Eyeball the amount of oil in your beaker to check how much you made. It’s actually easiest to think in metric terms! You’re likely to get a bit over 1ml for every 10g of cannabis – perhaps around 2ml per 10g for high-quality buds, closer to just 1ml if you’re using nothing but basic ‘trim.’ Whatever you think you have, use about five times that amount (5:1 ratio) of your carrier oil. Keep warming it and stir to mix the cannabis oil ‘tar’ with the carrier oil. You can optionally add a small amount (less than half of the undiluted cannabis oil you have) of sunflower lechithin to help it blend, but it’s not critical if you heat and stir enough. When it’s done, pour the blended mixture into your dropper bottles. That’s it, you’re done! Remember to clean up your kit.

You’ll probably have a bit of sticky neat cannabis oil ‘tar’ on whatever you were using to stir things around. Feel free to consume it, but be careful: an amount the size of a match head could leave you locked to your couch for the rest of the day.

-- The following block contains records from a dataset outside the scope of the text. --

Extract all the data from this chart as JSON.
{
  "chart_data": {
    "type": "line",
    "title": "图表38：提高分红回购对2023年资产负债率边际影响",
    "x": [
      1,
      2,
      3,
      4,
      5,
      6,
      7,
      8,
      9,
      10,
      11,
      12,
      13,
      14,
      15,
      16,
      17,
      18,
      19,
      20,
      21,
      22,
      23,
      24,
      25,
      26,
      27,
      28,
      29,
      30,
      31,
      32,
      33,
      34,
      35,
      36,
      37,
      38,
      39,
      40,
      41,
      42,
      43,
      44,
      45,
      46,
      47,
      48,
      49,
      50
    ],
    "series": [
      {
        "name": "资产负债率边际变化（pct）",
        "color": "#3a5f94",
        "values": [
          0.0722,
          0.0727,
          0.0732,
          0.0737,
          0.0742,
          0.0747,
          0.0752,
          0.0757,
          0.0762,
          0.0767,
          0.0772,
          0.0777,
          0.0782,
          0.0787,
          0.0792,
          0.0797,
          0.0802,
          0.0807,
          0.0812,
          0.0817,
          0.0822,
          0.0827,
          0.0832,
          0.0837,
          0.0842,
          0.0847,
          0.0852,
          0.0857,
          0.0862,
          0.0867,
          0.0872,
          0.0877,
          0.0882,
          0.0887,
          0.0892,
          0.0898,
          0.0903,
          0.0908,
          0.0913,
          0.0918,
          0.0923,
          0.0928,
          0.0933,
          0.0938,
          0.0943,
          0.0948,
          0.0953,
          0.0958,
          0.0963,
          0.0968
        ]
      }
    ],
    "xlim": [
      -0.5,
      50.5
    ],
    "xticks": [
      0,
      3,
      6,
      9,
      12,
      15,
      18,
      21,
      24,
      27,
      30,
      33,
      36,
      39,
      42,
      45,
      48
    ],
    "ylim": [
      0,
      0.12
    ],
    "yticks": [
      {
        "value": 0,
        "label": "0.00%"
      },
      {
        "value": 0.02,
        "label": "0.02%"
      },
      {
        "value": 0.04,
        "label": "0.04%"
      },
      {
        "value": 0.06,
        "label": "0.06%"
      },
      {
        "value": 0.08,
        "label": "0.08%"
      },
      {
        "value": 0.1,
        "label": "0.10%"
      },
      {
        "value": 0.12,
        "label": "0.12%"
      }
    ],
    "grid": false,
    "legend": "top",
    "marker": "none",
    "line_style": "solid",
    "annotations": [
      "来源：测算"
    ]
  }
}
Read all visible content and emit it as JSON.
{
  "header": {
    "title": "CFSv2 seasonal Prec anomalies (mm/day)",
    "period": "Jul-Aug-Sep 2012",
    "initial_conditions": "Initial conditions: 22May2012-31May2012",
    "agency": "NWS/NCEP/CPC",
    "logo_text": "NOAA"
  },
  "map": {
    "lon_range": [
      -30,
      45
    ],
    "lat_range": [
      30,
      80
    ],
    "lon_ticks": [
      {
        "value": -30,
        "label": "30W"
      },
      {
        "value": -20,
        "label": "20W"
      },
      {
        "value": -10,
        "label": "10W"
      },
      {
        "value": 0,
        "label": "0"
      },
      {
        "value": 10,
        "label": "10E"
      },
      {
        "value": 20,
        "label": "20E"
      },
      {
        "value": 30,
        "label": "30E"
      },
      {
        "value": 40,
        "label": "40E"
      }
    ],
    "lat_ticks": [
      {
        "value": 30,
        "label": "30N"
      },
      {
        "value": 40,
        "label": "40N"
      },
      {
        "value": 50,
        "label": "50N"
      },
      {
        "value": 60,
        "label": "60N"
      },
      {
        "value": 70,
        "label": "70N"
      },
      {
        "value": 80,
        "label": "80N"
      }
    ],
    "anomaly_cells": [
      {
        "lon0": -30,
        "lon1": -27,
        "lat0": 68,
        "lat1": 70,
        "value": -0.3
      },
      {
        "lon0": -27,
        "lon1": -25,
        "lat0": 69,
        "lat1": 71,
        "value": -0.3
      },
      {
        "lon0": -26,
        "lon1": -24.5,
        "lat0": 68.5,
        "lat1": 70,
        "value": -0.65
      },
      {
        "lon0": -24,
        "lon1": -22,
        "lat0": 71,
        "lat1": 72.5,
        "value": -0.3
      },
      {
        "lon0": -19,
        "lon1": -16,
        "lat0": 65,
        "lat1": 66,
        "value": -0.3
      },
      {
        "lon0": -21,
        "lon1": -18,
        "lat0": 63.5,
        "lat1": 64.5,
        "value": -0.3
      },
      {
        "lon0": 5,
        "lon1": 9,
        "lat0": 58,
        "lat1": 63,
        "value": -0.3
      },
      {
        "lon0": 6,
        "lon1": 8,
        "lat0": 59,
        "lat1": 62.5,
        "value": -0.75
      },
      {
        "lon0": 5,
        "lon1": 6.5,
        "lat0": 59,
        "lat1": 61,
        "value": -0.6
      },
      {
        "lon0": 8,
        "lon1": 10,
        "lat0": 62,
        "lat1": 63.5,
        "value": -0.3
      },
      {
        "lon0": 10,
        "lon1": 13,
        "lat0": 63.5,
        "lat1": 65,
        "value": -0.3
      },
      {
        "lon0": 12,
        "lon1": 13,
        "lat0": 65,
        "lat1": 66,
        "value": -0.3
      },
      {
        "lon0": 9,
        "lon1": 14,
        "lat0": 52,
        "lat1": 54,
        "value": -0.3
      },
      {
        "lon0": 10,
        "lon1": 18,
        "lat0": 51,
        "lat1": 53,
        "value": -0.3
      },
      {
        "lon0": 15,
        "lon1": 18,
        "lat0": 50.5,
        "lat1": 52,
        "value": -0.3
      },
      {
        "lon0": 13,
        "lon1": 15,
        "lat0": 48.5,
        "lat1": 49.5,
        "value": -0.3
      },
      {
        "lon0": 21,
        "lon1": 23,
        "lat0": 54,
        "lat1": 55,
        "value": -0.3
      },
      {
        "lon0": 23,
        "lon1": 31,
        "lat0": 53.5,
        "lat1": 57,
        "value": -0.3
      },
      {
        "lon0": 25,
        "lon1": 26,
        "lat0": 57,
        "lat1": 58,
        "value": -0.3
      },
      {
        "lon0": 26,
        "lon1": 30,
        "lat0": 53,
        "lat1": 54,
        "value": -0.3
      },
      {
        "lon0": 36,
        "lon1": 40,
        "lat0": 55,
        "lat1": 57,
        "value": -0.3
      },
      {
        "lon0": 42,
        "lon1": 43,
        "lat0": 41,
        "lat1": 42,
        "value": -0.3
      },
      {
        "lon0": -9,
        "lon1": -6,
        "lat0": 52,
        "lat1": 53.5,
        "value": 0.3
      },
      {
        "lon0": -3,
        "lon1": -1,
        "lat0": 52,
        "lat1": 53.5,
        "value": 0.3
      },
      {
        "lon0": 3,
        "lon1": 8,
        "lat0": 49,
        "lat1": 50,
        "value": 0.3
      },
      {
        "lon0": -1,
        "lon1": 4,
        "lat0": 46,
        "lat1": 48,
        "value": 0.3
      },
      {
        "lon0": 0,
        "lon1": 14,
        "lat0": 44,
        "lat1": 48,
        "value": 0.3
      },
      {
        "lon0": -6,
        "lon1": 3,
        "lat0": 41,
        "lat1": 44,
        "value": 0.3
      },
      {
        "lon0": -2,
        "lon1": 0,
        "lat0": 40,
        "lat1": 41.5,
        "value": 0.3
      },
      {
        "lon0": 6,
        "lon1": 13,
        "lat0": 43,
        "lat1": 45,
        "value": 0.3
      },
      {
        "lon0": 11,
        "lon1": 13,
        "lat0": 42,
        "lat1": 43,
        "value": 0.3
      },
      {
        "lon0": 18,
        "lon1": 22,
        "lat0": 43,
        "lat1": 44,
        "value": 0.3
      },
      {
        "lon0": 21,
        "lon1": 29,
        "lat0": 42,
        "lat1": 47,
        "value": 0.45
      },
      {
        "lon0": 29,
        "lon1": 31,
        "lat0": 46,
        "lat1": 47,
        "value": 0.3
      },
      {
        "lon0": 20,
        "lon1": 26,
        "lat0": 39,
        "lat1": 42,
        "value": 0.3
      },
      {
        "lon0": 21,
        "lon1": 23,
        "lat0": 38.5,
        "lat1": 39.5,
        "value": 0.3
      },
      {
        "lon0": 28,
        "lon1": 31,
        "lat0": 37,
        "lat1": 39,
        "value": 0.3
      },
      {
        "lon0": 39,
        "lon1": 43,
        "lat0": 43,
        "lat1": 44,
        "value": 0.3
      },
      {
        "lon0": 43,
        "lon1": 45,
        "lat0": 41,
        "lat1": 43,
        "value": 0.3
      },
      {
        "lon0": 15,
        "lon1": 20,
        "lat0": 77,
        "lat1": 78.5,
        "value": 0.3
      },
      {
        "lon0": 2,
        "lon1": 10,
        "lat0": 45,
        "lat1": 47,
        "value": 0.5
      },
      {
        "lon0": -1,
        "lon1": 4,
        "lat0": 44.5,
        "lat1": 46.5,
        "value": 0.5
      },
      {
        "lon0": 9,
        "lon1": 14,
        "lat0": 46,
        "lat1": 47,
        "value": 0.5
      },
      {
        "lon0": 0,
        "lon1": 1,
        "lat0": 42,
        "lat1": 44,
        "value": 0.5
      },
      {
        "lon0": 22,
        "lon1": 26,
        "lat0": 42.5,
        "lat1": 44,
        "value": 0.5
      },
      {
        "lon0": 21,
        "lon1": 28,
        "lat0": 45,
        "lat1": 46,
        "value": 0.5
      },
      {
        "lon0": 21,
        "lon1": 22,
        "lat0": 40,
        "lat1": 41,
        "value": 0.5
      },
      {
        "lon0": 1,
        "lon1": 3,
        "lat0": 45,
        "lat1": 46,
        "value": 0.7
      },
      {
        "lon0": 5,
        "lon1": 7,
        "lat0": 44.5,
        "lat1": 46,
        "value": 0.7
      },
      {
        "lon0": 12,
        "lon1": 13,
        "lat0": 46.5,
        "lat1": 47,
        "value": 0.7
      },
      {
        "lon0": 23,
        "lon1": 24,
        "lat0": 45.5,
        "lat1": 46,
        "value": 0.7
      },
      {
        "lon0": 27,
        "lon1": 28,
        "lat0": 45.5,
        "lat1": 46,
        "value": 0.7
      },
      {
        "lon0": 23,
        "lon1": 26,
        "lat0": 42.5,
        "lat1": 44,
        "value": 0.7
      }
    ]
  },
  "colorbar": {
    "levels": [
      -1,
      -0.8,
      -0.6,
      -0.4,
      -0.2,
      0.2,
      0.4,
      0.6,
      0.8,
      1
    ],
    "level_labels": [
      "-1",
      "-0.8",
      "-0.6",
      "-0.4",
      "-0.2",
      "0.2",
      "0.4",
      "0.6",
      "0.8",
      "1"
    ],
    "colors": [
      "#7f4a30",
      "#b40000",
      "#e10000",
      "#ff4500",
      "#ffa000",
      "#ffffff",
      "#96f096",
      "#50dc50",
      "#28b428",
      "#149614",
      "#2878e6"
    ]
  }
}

Read the Dosing post to see how much you should think about taking.

6 Comments Add yours

  1. Stephen says:

    What is low and high temp range? for some delicate oil extraction I need lower temps

    1. CancerWriter says:

      The process of separating the alcohol from the dissolved oil is done at the boiling temperature of the alcohol: 173°f (79°c). As the amount of alcohol reduces the temperature goes up, which is why the thermostat on the device is important; it turns off when the heat rises above a certain point, preventing the oil from burning to the base and warning you that it’s time to finish off the process in a different device.
      If it is important to keep the temperature below that general 173°f/79°c level you will have to use a different method. But for making cannabis oil this is fine.